Our federal government’s new Canada Infrastructure Bank will place control of our future infrastructure in the hands of foreign corporations, to send profits out of Canada by giving foreign companies preferential access to our infrastructure. It will also shift the constitutional balance of power federally by eroding the traditional role of provinces and municipalities in controlling developments on their own turf.
Nothing to quarrel with there.
But these are second-order effects of the main reason the bank is needed — to protect Canadian and foreign investors alike from the Canadian government. And from provincial governments. And from municipal governments.
The infrastructure bank is a logical way to protect investors from the danger of Canadian politics.
The driver behind the bank is “political risk,” a catch-all term that refers to actions that future governments might take — everything from unexpected environmental regulations to unilaterally tearing up contracts — that would harm investors. Because infrastructure investments tend to be long term, politically driven and sometimes subject to scandal, investors are wary of being hammered by future governments should projects become unpopular with the public. Canada is a minefield for investors, given the opposition to developments of all kinds, whether pipelines spanning thousands of kilometres or urban redevelopments limited to a single block.
“We have an approach that allows (investors) to have low political risk,” Federal Finance Minister Bill Morneau told reporters this week, in explaining why the infrastructure bank will succeed where other attempts to spur infrastructure investment failed.
Major Canadian institutional investors such as the Canada Pension Plan Investment Board are gung-ho on infrastructure investments. CPPIB owns pipelines in Peru, transmission lines in Chile and broadband in Hong Kong. But CPPIB tends to avoid infrastructure in Canada, despite the multitude of opportunities here, because our NGOs can be counted on to organize opposition to almost any development and our governments can be counted on to cave to them.
Among other features, the infrastructure bank would protect foreign investors by attracting interest from jurisdictions subject to trade protections, such as the U.S., which has NAFTA protection, or the EU, which will have protections under the new Comprehensive Economic and Trade Agreement. Foreign investors will then be able to invest in Canada with more confidence than Canadians can now, since they’ll be entitled to compensation when Canadian governments act arbitrarily.
As one example, when then premier Danny Williams of Newfoundland expropriated U.S.-owned Abitibi-Bowater’s assets in 2009 without providing compensation, Abitibi-Bowater obtained compensation from the government of Canada under a NAFTA provision.
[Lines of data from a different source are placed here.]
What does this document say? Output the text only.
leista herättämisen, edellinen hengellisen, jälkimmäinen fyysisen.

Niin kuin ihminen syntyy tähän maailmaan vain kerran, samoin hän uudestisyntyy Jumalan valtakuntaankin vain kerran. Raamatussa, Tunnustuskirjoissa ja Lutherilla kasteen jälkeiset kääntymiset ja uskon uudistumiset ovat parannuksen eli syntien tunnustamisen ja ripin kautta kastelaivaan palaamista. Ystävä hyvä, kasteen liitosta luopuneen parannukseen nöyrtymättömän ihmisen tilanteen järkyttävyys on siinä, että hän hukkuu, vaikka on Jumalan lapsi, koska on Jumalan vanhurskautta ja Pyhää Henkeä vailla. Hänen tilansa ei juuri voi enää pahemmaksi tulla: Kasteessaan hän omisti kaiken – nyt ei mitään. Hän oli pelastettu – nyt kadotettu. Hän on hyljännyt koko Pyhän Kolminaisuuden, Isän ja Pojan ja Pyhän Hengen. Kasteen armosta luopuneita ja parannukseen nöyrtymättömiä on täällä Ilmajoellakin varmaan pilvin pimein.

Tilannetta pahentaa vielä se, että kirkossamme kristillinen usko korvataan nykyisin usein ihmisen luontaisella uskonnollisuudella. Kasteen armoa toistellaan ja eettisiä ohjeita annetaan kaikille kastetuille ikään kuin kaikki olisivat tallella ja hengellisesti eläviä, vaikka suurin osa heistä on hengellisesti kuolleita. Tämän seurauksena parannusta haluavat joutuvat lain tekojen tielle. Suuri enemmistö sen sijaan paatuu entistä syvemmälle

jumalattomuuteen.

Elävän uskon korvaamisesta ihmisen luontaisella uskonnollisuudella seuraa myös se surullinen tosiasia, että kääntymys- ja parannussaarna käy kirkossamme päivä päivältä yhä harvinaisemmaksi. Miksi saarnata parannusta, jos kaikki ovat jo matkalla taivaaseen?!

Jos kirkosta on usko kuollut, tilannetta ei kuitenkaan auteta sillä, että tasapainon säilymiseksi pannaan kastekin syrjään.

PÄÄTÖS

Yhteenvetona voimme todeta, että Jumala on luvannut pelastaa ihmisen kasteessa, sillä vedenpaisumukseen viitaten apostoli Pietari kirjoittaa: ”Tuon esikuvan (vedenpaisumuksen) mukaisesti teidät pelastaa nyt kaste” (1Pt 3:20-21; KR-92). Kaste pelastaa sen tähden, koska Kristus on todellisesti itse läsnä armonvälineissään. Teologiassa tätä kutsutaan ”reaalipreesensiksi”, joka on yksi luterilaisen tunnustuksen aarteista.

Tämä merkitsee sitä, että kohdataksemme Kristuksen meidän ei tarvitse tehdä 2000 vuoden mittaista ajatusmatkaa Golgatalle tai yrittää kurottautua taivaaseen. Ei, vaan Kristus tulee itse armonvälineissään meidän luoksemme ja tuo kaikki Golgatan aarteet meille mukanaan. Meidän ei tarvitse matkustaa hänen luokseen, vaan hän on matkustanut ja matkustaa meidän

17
As another, when then prime minister Jean Chrétien’s federal government in 1993 ripped up the contract to redevelop Terminal One at Toronto’s Pearson airport, claiming the contract had been awarded to cronies of the previous Mulroney government, NAFTA again kicked in to protect the investors, since one of them was American.
Because of the wariness of Canadian investors such as CPPIB to invest in Canadian infrastructure, Morneau is being logical in pursuing foreign companies, which benefit from preferential treatment thanks to Canada’s international agreements. CPPIB and other Canadian investors might then also be willing to invest in Canada through the backdoor, piggybacking onto foreign investments to obtain greater protection. Because investments through the infrastructure bank could become the chief source of infrastructure funding, provinces and municipalities would reluctantly go along, ceding decision-making to the federal infrastructure bank and the deals it’s willing to finance.
If the infrastructure bank succeeds as the Canadian government envisages, Canadians would be big winners, because we would get much of the infrastructure we so badly need. But Canadians would also be big losers, because the infrastructure would come at a cost to our sovereignty and democratic freedoms, since local decisions would more often be subject to the machinations of a federal Crown-owned bank, which in turn would be subject to foreign preferences for how our infrastructure should be developed and operated.
Half a loaf may be better than none, but there is also a full-loaf option for Canadians. Give Canadian investors the same protections as foreigners by enshrining property rights in our constitution. In 1982, when then prime minister Pierre Elliott Trudeau ushered in Canada’s Charter of Rights and Freedoms, property rights were specifically excluded, opposed by nationalists who feared that property rights would lead to privatizations, foreign takeovers and loss of national sovereignty. Ironically it is the absence of property rights that now threatens our sovereignty, and their presence that would strengthen it. It will be up to Pierre Elliott Trudeau’s heir and successor to determine whether Canadians should settle for half a loaf, or whether he should finish the project his father started.